Par cette phrase du Politique, Aristote pose la condition de notre humanité : les hommes ne peuvent pas vivre seuls.
Depuis la préhistoire, les hommes se sont regroupés : familles, tribus, communautés, associations et bien sûr, sociétés.
La société impose des règles, des devoirs, mais donne aussi à ses membres des droits, une unité déterminée à travers des contrats et des pactes.
Si, d’après la définition du Robert, l’intérêt est ce qui convient, on peut donc penser que l’homme vit en société par intérêt en tant que celle-ci lui convient. Mais si l’intérêt se réduit à sa composante privée, il prend alors un sens péjoratif puisque teinté d’égoïsme.

Extrait du document:

L’homme seul n’est pas un homme et Mowgli est une légende.
Comme le disent Marx et Aristote, l’homme est un être social, un être communautaire par obligation.
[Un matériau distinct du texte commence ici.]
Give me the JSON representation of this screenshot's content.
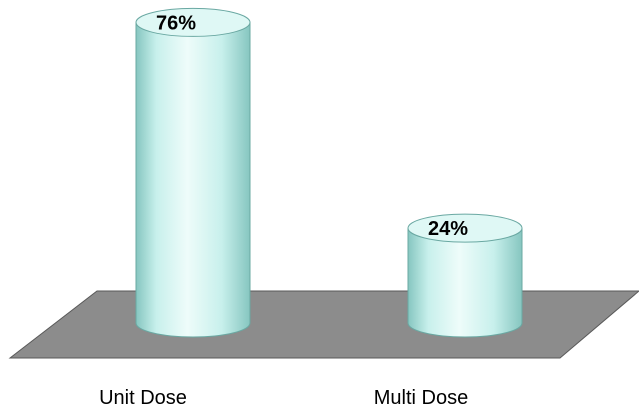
{
  "chart_data": {
    "type": "bar",
    "style": "3d-cylinder",
    "categories": [
      "Unit Dose",
      "Multi Dose"
    ],
    "values": [
      76,
      24
    ],
    "data_labels": [
      "76%",
      "24%"
    ],
    "unit": "%",
    "ylim": [
      0,
      100
    ],
    "grid": false,
    "legend": "none",
    "title": "",
    "xlabel": "",
    "ylabel": "",
    "colors": {
      "bar_fill": "#c8f0ec",
      "bar_highlight": "#eefcfa",
      "bar_shade": "#86c6c0",
      "bar_top": "#dff8f5",
      "bar_outline": "#6aa8a2",
      "floor": "#8c8c8c",
      "floor_edge": "#595959"
    }
  }
}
A la naissance, l’homme naît faible et immature : il n’a ni chaussures, ni pelage, il ne peut donc faire face aux adversités, aux contraintes de la vie sans l’aide d’autrui. Dès son plus jeune âge, les relations et l’éducation qu’il reçoit de sa mère et des autres sont nécessaires et indispensables pour qu’il survive et acquiert des notions humaines telles le langage et la notion de projet : c’est le principe d’imitation qui va permettre à l’enfant d’évoluer.
L’homme privé de contact avec ses semblables est un homme démuni dans sa solitude. Victor de l’Aveyron, « l’enfant sauvage », découvert en 1798 était privé de tous contact humain, « privé » du commerce social, de l'échange et de la communication humaine.